I stayed strong. I had no desire to walk blindly back into the lion’s den emotionally. And just a few hours after our afternoon together began, I said goodbye to James at the stairs to my subway station, kissed him on the cheek, and turned around and left without looking back as he watched me walk down the stairs with a smile on my face. I was leaving to come back home in two days time and I couldn’t have been more excited than I was in that moment.

Success is sweet.

The other night, here in Tel Aviv, I’m lying in bed drifting off to sleep when my phone rings. It’s James and he wants to know why I didn’t go him with him that night. He accuses me of not being honest with him and “playing games” with him. He says he doesn’t like feeling like we parted ways playing games.

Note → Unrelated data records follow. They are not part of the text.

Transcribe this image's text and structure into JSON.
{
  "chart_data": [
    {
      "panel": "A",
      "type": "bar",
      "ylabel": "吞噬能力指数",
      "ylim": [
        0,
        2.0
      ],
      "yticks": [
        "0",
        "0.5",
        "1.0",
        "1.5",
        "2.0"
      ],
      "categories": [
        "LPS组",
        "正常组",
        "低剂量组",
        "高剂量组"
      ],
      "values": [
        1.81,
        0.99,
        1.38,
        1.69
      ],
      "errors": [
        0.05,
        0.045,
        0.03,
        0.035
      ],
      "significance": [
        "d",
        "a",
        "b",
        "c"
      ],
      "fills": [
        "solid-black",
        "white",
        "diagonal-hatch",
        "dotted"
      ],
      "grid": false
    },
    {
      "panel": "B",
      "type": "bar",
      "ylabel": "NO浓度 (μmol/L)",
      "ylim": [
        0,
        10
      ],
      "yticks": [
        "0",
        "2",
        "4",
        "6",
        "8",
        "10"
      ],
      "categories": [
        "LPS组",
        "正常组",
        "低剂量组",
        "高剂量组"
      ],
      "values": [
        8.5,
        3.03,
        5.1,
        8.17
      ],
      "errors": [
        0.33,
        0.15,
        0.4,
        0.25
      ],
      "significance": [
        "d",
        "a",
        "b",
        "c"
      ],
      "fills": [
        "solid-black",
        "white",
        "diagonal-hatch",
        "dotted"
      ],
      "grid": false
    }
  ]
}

me: “Our whole relationship was a game, James. Why should our final goodbye be any different?”
James: “Just tell me why you didn’t come home with me.”

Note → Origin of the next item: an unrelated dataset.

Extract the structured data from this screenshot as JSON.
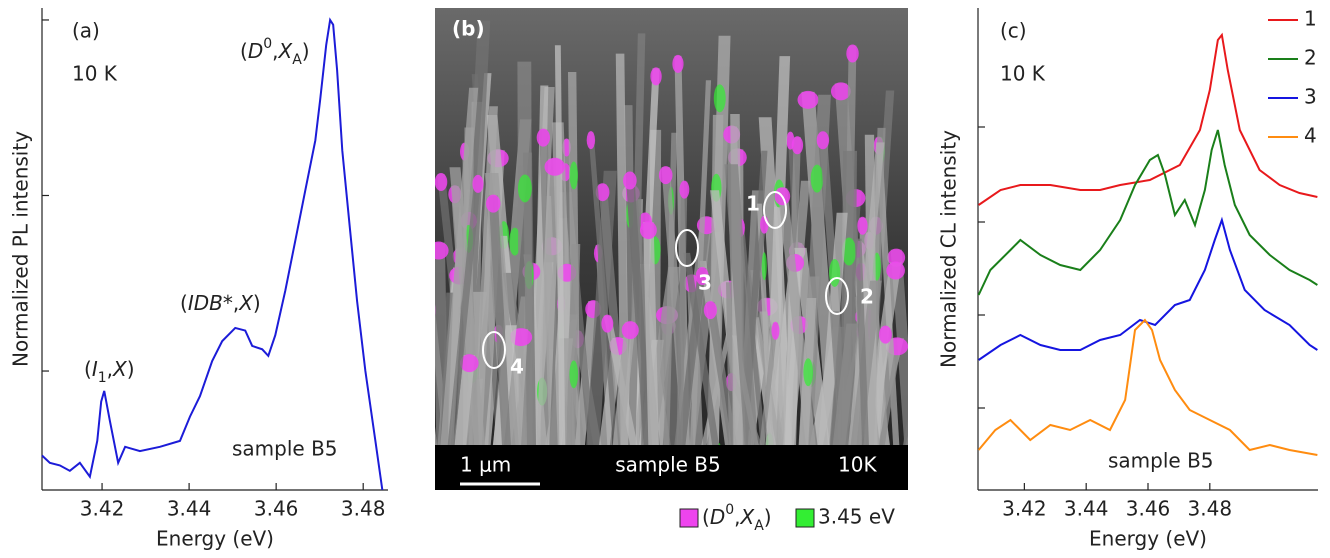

And then, I hit him verbally with the most honest, matter-of-fact slap in the face he has probably ever received. I told him that I loved him for real when we were together but that he was incredibly unhealthy for me. I told him that he didn’t know how to treat me well when he had me and he made me feel like that was the best I was ever going to get from anyone. I told him that my life here is full of wonderful people and men who want me for me and not because I let them get away with bullshit insensitive acts against women (me, in particular). I told him that sleeping with him was the last thing I needed in my life and that I couldn’t risk the potential of getting sucked back into this tornado of badness, that is so easy to get sucked into. I told him that my new life is a life without him, and it’s better that way. I told him that once there was a time when I needed him, but that time is gone. I told him that I wished him well with his new girlfriend with whom he is now living.

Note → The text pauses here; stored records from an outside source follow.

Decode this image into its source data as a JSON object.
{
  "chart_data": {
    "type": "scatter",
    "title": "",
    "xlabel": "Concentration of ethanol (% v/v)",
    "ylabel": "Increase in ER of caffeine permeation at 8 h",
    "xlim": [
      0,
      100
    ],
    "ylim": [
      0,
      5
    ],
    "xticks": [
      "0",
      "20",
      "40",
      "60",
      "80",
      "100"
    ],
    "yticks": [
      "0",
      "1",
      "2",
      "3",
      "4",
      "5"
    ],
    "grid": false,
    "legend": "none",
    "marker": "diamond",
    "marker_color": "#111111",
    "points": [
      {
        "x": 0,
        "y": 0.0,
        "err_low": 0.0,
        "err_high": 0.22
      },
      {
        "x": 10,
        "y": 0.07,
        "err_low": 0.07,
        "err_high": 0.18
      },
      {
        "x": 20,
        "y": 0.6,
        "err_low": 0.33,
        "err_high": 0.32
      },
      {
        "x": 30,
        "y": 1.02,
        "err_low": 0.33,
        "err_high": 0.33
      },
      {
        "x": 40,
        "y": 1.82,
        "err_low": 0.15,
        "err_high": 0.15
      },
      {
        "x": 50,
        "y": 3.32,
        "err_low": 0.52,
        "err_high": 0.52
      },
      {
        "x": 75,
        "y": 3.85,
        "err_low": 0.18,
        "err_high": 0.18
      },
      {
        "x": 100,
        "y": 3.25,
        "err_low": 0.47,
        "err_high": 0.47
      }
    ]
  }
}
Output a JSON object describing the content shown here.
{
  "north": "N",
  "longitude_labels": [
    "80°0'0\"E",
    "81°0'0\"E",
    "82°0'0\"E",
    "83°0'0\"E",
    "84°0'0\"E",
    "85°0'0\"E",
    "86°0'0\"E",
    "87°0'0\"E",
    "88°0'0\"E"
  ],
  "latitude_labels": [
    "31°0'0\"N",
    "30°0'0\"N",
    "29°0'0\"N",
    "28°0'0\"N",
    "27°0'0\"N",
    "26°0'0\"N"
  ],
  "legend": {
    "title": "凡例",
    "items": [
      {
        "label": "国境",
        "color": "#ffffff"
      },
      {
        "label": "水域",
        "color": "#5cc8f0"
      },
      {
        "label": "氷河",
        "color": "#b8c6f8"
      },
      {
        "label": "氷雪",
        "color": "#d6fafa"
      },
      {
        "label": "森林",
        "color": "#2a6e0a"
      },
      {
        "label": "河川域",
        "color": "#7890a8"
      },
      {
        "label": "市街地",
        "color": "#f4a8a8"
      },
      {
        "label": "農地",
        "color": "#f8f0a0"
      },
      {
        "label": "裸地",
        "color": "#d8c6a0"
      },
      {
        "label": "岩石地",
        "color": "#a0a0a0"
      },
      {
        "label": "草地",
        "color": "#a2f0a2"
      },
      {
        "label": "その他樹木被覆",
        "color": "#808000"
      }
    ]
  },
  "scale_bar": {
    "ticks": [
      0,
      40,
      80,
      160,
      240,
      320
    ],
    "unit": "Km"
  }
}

Basically on that note, the conversation ended. When I hung up the phone, I had this sense that it was finally over and I had come out on top. Finally. I did not expect to hear from him again.

I told Ben about this last and final conversation/confrontation, and Ben’s reaction was perfect:

Ben: “I am very proud of you. Good for you. But, you know, this story is not a new story for me. I always hear about my girl friends who were in a really bad relationship and weren’t treated the way they should have been, then they get strong and tell the guy off and feel better. On one hand, you are my friend and I am happy he is not able to hurt you anymore. On the other, I am a guy who has been that guy who didn’t treat someone right and lost them, and now wants them back but knows it’s impossible, so it’s hard not to sympathize with the guy because now he’s feeling what it feels like to lose you, and you’re a hard one to lose.”

me: “But, the fundamental difference is that you’re not a bad guy. James is a bad person and has a bad core. Everyone makes the mistake of taking someone for granted and losing them. But, James was straight-up abusive sometimes. Mentally and physically. You are not a bad person.”
Then, I gave him some examples of what made James actually a bad person. I’ll spare you those depressing details.

Ben: “Wow. You’re right. F*ck him, and mazal tov to you for being rid of him!”

...

Then, I recieved one last ditch attempt at regaining the power from James:

We never seriously dated because you never made it necessary. Its a girls responsibility. But I never had to actually break up with you either. Which way would you want it?

To this message, I simply responded “Good night, James,” because it was 3AM his time. It’s not going to be so easy to get in my head again like he used to be able to.